In the spring, we built her a little house and her very own fenced in pasture.  This little baby we had bottle fed and slept with was now going outside to her own little house? It was like going from infant to college in a short peroid of time.  Our baby had grown up on us.  Richie took her out and introduced her to the new place.  She liked it and immediately went in to her house.  We didn't sleep much that night for fear of something happening to her but she has been happily residing there for five months.

We can't imagine our farm without kunekunes and have decided we want to have more. We are working on that now and have a mail ordered boar piglet coming from California.  We will share many more stories about our pigs and couldn't love more our adorable little baby piglet called Pansy Posie.   

Monday, August 23, 2010

Welcome to Verde Farm!

Hello and welcome to Verde Farm. My husband Richie and I bought this wonderful, old property in 2007. We had lived in the suburbs and always dreamed of buying an older home and fixing it up. Once we found this place, or it found us, we knew it was 'the one.'

We started restoring it right away. A wonderful old barn was on the property, and our first idea was to fix it up and have a man cave for Richie. There was also a spring fed pond near the barn, but over many years it had grown up in cattails and brush making it hard to recognize. It had never crossed our minds we could have animals and start a small farm. Through hours of work and restoration, the barn and pond returned to their previous glory. A little voice told me, "we are ready for a life of our own."

My husband raised biddies when he was a boy and I knew he would love to have a few here. I was also having visions of ducks and ducklings walking in a row to the pond and quickly started looking for our first residents. I found a farmer who had both chickens and ducks and drove out to visit him shortly after.It was heavenly. His barn was full of wonderful sites and sounds. It stirred my soul and my vision started to grow.

I chose two roosters and three ducks. My farm knowledge was slim to none. To be honest, I didn't even know the difference in a chicken, rooster or a hen. I assumed a duck was a duck and had no idea what to do with them, but I brought them home anyway. Richie lit up when he saw our new residents. I knew that little boy inside him was still in there and ready to care for these beautiful birds. We named the Bantam roosters Buckie and Mack and the ducks, which turned out to be Muscovies, were named Blue, Jenny and Belle.

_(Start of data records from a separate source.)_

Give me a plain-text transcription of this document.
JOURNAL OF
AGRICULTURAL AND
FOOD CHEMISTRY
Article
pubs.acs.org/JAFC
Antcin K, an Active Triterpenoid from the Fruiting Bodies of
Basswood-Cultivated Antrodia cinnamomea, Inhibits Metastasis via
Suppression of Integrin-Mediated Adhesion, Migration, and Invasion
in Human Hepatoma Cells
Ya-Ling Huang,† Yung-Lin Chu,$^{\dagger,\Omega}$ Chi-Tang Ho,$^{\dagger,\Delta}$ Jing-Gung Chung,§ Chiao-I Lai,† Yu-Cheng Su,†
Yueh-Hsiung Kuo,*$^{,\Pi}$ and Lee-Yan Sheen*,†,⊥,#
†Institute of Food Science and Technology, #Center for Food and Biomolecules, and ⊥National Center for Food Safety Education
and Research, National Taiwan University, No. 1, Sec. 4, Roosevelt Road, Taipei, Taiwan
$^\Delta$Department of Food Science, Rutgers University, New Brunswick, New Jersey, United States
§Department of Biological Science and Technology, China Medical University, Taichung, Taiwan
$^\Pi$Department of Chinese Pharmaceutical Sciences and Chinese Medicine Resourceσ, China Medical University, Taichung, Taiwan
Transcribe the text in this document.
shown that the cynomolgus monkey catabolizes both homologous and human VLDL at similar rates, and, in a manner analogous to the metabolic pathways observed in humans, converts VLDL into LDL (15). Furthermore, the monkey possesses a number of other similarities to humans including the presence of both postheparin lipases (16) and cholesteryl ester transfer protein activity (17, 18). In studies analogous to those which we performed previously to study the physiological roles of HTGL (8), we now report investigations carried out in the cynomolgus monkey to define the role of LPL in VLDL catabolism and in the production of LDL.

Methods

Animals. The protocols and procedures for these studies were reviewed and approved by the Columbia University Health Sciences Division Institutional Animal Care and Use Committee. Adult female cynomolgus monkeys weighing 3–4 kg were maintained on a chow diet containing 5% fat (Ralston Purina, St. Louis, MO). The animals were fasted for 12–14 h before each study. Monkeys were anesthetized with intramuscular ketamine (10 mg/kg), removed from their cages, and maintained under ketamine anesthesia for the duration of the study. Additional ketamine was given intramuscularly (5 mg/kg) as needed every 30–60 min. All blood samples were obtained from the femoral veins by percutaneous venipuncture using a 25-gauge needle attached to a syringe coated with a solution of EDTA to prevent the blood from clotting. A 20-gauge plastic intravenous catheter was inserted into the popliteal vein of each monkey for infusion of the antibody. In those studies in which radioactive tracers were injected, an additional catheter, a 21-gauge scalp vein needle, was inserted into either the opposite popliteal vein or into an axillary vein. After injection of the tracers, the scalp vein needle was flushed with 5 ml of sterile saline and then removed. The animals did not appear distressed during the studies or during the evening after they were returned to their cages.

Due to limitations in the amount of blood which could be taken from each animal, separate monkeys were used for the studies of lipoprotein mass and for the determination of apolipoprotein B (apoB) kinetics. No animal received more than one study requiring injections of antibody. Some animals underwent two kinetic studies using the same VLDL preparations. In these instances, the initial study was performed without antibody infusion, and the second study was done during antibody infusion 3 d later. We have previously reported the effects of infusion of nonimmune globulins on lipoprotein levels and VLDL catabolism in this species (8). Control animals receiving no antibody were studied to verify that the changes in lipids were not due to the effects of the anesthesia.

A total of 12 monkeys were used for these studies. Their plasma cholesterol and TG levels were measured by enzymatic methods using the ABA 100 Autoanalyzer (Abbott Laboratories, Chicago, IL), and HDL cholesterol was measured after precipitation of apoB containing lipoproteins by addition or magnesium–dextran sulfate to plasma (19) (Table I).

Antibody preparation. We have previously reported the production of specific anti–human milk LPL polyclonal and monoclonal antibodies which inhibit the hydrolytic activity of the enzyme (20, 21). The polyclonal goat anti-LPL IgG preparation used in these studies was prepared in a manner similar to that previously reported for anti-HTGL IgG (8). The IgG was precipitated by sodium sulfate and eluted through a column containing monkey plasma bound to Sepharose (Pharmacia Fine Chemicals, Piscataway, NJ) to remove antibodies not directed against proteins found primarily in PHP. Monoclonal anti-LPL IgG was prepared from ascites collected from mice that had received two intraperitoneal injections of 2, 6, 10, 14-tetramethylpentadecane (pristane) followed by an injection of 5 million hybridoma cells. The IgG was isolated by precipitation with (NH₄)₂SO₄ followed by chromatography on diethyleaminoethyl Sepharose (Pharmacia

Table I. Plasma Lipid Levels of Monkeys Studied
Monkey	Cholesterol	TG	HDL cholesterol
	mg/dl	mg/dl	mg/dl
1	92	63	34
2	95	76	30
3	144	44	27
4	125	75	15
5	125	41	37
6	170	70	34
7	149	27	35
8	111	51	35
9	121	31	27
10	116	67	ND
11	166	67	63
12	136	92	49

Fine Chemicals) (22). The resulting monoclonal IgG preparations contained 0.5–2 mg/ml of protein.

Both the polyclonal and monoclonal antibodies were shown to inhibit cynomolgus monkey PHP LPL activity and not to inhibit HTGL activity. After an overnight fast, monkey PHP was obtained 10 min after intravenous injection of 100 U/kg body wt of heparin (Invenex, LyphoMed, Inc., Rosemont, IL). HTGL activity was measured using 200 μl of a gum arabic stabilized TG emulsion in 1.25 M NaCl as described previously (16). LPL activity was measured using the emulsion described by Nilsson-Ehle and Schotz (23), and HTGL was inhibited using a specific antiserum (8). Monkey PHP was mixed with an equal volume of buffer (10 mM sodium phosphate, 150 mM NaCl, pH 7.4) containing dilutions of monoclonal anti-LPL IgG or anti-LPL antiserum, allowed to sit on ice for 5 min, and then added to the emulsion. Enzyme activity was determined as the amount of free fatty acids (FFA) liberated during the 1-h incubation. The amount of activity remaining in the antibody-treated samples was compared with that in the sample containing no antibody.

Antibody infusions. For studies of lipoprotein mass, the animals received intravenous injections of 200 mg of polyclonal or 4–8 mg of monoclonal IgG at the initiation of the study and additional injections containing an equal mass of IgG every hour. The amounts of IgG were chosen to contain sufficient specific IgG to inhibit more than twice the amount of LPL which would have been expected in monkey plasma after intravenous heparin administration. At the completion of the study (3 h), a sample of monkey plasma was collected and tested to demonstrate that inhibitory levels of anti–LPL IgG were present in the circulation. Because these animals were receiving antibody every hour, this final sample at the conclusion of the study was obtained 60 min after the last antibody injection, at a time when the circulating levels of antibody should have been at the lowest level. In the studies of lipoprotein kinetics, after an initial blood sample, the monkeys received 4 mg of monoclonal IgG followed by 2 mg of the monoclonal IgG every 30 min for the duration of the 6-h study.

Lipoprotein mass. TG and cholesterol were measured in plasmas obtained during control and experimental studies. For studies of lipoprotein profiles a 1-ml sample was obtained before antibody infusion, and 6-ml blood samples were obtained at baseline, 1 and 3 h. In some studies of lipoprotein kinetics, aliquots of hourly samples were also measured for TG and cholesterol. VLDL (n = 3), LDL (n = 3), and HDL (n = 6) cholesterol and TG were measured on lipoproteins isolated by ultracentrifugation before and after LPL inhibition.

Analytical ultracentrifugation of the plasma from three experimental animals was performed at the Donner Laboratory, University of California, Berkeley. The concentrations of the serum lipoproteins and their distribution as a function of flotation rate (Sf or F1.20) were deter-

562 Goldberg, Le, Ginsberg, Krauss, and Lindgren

From that day forward, our farm came to life. We knew we didn't have a lot of room with only 12 acres so we looked for miniature varieties of animals. Our first livestock were miniature meditteranean donkeys and we went from one to five in a year and a half. We chose the kunekune pig for it's wonderful size and beautiful disposition. The original roosters were Bantams, which are small chickens with big personalities, and our little farm continues to grow today.

We find Verde Farm to be a special place. Sharing Verde with others through our blog, animals and tours is something we knew we had to do. Our journey here is one of continuous trial, error and learning. We read, google and guess a lot since our first two chickens and three ducks arrived. We've made many mistakes and had many heartbreaks but the joy and laughter far outweigh the sadness. We look forward to sharing our journey with you through this site and anticipate meeting new people and learning new things along the way.

Our best to you and hee haw, oink, oink and cluck, cluck from Verde Farm.